Our eventual goal is to use our constructs as part of a biosensor device which can read fluorescence in a clinical setting. This would allow for rapid analysis of a sample to see if it contains P. aeruginosa. The theoretical design of such a device is depicted below in Figure 1. We have begun construction of a prototype device that will allow us to test the basic functionality of this design.
In this design, a blue LED is used to excite any GFP that is produced by our construct when P. aeruginosa is present in a sample. The orange filter only allows emitted green light to pass through, blocking the original blue light. A photodiode will convert the light it receives from our construct into a measurable current signal, which can be analyzed by a microprocessor to determine if P. aeruginosa is present and if so, at what concentration.
Physically, our prototype consists of an enclosed box with two compartments. The bottom compartment contains the blue (465 nm) LED light. The upper component contains our sample and a photodiode array. Our sample protrudes into the bottom compartment via a hole so that it receives blue light from the LED. Because the photodiodes are physically separated from the blue LED by a compartment wall, this version can be implemented with or without an orange light filter. The photodiodes can convert the fluorescence of the sample to current and send the data to a microprocessor. Figure 2 shows a picture of our current prototype.
In designing our prototype, we kept in mind two of our goals for our biosensor: inexpensive and simple. LEDs and photodiodes are readily available inexpensive components and the circuit is not overly complex. Furthermore, the microprocessor will allow for a simple output reading that can be interpreted by anyone, with minimal training required. Thus all the user will have to do is insert the sample into a tube with our construct, place the tube in the device, wait an hour or two, and read the output.
As a proof of concept, we subjected each of our three key component systems to an array of blue LEDs with an orange filter. Figure 3 illustrates the validation of our concept and in turn, its practicality.

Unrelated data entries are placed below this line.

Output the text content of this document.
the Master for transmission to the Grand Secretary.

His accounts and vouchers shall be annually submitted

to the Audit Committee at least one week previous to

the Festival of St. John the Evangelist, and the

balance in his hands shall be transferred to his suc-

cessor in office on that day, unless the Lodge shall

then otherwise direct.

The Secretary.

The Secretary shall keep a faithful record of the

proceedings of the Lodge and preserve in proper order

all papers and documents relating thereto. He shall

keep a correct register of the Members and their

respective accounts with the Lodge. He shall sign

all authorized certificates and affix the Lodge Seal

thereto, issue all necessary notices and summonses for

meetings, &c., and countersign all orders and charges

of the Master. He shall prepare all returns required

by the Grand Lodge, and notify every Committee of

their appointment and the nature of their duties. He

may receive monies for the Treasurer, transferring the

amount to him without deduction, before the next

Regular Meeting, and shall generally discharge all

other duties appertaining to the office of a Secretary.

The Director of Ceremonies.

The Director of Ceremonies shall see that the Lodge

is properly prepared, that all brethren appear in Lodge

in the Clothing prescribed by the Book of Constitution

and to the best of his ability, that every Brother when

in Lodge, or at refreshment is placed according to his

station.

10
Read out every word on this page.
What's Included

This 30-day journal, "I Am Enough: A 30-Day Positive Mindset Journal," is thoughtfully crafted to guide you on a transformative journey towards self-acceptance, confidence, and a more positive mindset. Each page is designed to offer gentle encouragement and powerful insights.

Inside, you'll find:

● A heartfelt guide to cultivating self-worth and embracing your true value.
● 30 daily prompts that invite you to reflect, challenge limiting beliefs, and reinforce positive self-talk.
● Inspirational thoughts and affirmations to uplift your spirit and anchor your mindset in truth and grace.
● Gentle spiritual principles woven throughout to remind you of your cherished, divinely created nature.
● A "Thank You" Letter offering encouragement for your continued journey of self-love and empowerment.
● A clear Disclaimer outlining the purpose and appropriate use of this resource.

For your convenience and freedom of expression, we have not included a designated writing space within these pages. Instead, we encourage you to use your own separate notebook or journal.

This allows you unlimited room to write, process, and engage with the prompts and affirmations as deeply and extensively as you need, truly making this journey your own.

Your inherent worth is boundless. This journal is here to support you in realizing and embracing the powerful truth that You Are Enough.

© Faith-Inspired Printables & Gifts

In the long term, this technology offers great potential for a rapid and routine P. aeruginosa detection system. Existing commercial methods require a potential sample to be grown overnight, but our system reported measurable GFP transcription within an hour of induction. This increased speed not only improves patient diagnosis efficiency, it also allows more tests to be run to ensure hospital surfaces are not contaminated. The combination of these two advantages would result in faster detection of P. aeruginosa in the hospital environment and could dramatically lower the incidence of this common nosocomial infection.